Keeping up the three-year spacing trend they’ve followed since debuting with their 2012 album Inhibition, the French group Decline of the I have returned with an album just shy of an hour’s worth of experimental black metal material, spread across six bilingual songs. Sharp production keeps the layers separate without diminishing their ability to be heavy and/or hard, odd rhythms actively dodge ruts, and forays into bleakly majestic ornamentation are kept trim enough to avoid diminishing returns. The drums are excellent, whether going for full-on assaults or calmer pacing, and the band shows an impressive ambition with their song-writing and scope.

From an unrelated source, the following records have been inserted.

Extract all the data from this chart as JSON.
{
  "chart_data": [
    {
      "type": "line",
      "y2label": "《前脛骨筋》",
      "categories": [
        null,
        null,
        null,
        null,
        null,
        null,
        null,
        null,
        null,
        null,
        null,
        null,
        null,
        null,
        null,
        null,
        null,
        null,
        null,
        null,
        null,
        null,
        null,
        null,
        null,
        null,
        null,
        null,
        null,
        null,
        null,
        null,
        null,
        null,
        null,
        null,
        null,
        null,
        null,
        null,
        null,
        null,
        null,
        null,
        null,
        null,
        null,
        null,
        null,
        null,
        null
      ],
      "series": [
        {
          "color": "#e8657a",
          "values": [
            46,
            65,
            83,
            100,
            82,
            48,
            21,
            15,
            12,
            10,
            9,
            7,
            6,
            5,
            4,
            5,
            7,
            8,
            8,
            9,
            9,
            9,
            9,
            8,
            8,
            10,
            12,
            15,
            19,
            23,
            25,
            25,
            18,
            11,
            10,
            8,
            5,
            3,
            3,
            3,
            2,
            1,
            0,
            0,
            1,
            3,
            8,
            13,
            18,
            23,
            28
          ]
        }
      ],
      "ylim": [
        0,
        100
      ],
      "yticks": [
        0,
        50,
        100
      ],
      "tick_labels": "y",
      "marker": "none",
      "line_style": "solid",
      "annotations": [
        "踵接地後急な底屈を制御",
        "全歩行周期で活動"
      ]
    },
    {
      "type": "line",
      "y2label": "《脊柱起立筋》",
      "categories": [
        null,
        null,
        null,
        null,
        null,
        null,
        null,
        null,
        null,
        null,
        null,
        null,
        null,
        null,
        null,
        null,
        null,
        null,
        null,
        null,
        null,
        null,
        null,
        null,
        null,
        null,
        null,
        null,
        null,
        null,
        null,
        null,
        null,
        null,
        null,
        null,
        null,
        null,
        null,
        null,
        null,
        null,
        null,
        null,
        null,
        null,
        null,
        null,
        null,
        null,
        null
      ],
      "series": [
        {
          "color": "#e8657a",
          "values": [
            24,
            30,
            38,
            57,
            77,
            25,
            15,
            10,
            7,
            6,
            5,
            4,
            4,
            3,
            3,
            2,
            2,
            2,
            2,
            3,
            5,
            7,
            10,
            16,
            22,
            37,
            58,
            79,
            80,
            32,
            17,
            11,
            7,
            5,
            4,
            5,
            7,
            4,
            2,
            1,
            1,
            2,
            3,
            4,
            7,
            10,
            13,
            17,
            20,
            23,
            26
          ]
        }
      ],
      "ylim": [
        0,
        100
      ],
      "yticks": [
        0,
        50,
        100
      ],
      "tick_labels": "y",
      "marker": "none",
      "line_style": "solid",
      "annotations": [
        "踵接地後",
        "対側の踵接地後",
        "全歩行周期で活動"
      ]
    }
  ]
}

Just one of the songs runs under seven minutes (and that one only comes in short by five seconds), but none of them feel over-long or flabby with filler. They’re long but lean, and the experimentation that fills the album rarely drops the black metal grounding in full. When it does, it’s in service of atmospheric build-up to give the slamming return to form all the more impact, with echoing strums, spoken-word samples, and synthesizer symphonics used to great effect. Even when they delve into breakbeat backing (in “Negentropy (Fertility Sovereign)”), it feels suitably degraded and dirty enough to mesh with the blackened storm-clouds surrounding it. Comparisons to Ulver‘s past work are likely inevitable (and not unwarranted), but Decline of the I do an excellent job of maintaining their own identity while building some truly powerful tracks. Gnaw Their Tongues is probably a better point of comparison, though not to quite the same degree of bloodthirsty viciousness or electronically-driven disintegration.
And, for the most part, that’s all I feel I can say about the album, aside from underlining my recommendation of it. Given the lengths of the tracks, a substantial portion of it moves beyond being able to discuss the breakdowns or attacks, coming down to stuff that can’t really be explicated, but instead demands first-hand experience for full appreciation. If black metal with a hunger for moving past the boundaries of its traditions is something that appeals to you, get yourself a copy of Escape and take it in for yourself. It’s certainly in my top ten albums for the year, even at this early point of soaking it in, and I’m looking forward to discovering new details I’d overlooked as I keep it spinning through the rest of 2018 and years to come.